Alleviation Technique For Thermal Concentration On Power Devices Driving A Pmsm Under Zero-Speed And High-Torque Condition

This work is concerned with a technique to alleviate thermal concentration on specific switching devices that drive a permanent magnet synchronous motor (PMSM) under zero-speed and high-torque condition. In this condition, e.g., start or stop of an elevator or hill-start of an electric vehicle, a large DC current flows in the PMSM, and the heat generated in the specific switching devices is locally concentrated. The proposed technique uses a zero-sequence voltage in a three-level inverter, and the polarity of the zero-sequence voltage is switched according to the magnetic pole position of the PMSM. The proposed technique can change the current paths in the inverter, and the loss concentrations in specific devices can be alleviated.
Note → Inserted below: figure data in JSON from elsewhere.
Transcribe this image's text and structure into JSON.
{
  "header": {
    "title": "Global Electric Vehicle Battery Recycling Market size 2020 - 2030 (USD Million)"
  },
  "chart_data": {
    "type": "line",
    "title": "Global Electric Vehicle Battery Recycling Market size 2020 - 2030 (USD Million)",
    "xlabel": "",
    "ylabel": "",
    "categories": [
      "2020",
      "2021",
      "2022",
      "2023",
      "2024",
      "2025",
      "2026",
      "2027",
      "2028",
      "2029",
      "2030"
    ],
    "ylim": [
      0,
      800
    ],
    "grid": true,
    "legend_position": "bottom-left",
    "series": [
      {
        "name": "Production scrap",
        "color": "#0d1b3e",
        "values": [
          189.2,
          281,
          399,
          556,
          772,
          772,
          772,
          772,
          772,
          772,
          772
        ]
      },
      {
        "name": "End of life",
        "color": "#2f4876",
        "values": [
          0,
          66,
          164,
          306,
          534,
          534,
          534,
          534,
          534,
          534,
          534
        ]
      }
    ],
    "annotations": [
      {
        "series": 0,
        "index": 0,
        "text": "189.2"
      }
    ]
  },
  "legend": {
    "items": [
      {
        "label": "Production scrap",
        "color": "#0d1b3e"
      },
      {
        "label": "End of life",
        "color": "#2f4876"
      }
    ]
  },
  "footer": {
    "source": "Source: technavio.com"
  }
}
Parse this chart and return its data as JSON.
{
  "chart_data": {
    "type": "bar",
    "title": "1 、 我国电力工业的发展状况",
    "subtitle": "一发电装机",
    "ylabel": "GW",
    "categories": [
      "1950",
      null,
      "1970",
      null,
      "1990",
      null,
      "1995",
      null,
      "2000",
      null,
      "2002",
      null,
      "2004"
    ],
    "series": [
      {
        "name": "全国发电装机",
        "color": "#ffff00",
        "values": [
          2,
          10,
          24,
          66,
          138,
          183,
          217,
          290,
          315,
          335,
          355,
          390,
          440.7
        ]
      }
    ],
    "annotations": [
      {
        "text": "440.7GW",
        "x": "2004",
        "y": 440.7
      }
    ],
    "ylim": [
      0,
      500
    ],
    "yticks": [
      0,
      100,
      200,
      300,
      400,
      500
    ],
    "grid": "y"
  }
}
The simulation results show that the amplitude and the time ratio of the zero-sequence voltage that depend on the magnetic pole position of the PMSM affect the temperature rise of the power device with the maximum temperature. In the experiment, the effectiveness of the proposed technique is evaluated using a small power inverter. This three-level inverter consists of discrete power devices so that the surface temperature of each device can be observed with a thermal camera. The experimental results show that the temperature rise of the device with the maximum temperature is reduced by about 31%.